In order to uphold the mission of the judicial branch to provide justice through a system that assures equal access for the fair and timely resolution of cases and controversies; as Chief Judge, each year I review the projected growth, judicial need, and caseload of the 11 counties in the Third Judicial District and make adjustments to balance and equalize judicial resources. I have made recommendations to meet the needs of Olmsted County. I recommended a transfer of a judicial seat to Olmsted County. I have also been making the case since 2011 that to accommodate the growth in cases we are already experiencing, additional judicial resources and staff are needed and that must be accompanied by a reasonable expansion of Olmsted County District Court space.
These two recommendations have been vetted and carefully weighed by statewide and local experts. Earlier this year, with the retirement of a Winona County Judge, I requested that the Winona position be transferred to Olmsted County, an option that had been under consideration since the 1980’s. After a great deal of deliberation and public comment, my request was affirmed by the Minnesota Supreme Court in May. Beginning August 31, 2018, Judge Designate Jacob Allen will join the Olmsted bench bringing the Olmsted County judicial compliment to 8 judicial officers. This addition has hastened the court’s need for additional space.
Presently, Olmsted County and the Courts are working collaboratively to address the space needs of the Courts and everyone who uses the court system. Additional physical space is needed to accommodate new judicial chambers and staff who will be expected to efficiently process the growing caseload. Today, all existing areas on the third (County Attorney), fourth (probation), fifth and sixth floors assigned to the justice system at of the Olmsted County Government Center are at full capacity.
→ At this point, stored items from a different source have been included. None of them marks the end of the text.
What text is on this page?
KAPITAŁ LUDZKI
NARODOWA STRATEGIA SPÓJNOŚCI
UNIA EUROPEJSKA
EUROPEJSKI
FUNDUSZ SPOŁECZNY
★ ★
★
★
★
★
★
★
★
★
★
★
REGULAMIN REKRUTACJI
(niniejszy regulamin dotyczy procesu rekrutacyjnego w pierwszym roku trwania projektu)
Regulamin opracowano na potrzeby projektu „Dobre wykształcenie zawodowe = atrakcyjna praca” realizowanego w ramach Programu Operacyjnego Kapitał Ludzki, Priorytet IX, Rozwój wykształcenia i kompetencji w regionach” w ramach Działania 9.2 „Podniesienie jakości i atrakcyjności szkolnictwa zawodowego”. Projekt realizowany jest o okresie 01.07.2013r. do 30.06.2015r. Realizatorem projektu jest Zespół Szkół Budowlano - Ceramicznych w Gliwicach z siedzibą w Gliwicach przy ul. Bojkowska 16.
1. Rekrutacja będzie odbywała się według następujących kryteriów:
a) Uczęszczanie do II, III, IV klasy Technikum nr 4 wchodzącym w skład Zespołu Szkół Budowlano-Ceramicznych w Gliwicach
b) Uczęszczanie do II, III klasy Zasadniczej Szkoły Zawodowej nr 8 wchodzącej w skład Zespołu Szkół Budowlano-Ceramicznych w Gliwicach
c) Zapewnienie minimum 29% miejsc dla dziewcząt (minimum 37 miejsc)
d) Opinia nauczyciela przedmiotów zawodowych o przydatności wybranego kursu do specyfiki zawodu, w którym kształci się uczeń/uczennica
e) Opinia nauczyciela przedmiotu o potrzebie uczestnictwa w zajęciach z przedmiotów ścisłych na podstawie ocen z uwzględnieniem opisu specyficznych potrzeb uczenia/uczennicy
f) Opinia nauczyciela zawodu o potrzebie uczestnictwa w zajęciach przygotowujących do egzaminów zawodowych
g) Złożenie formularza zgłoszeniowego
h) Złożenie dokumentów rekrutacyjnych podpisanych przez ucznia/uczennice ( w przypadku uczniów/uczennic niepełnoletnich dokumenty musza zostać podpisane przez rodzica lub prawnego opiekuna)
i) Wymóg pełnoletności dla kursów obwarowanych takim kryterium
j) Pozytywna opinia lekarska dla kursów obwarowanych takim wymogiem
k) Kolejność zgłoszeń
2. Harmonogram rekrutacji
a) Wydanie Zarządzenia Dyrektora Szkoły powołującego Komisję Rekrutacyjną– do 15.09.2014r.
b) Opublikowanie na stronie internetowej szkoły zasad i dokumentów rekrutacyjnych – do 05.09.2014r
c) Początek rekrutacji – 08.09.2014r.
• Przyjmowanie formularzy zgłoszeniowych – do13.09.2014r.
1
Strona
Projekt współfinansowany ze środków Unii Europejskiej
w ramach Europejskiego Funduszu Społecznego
To maximize the use of existing space the Olmsted County District Court uses a complex scheduling matrix which allows a judge to best utilize and actively manage existing courtrooms by setting multiple cases per court session and coordinating scheduling with justice partners.
Beyond the physical space needs of Olmsted County District Court, there is an ongoing need to address security for judicial functions. Olmsted County recently added a security entrance to the Government Center with a security check point. Courthouse security is an increasingly important factor in contemporary court operations as well for facility designs both inside and outside the courtroom. The need for appropriate security functions is emphasized by the incidence of violent behavior in court settings across the country. Olmsted County made significant improvements when it added the security check point. Additional security measures internal to the facility also need updating to keep defendants separate from jurors and staff.
Timely and accessible administration of justice is a core tenant of our judicial system. As caseloads grow, so too do the demands on the system. I remain committed to finding creative and necessary solutions to address the spatial and caseload needs of Olmsted County and the Third Judicial District. As Olmsted County looks to its future, it will need to take steps to assure the justice system has the facilities that are needed to provide secure, fair and timely resolution of all cases that come before the courts.
Chief Judge Jodi Williamson serves Minnesota's Third Judicial District.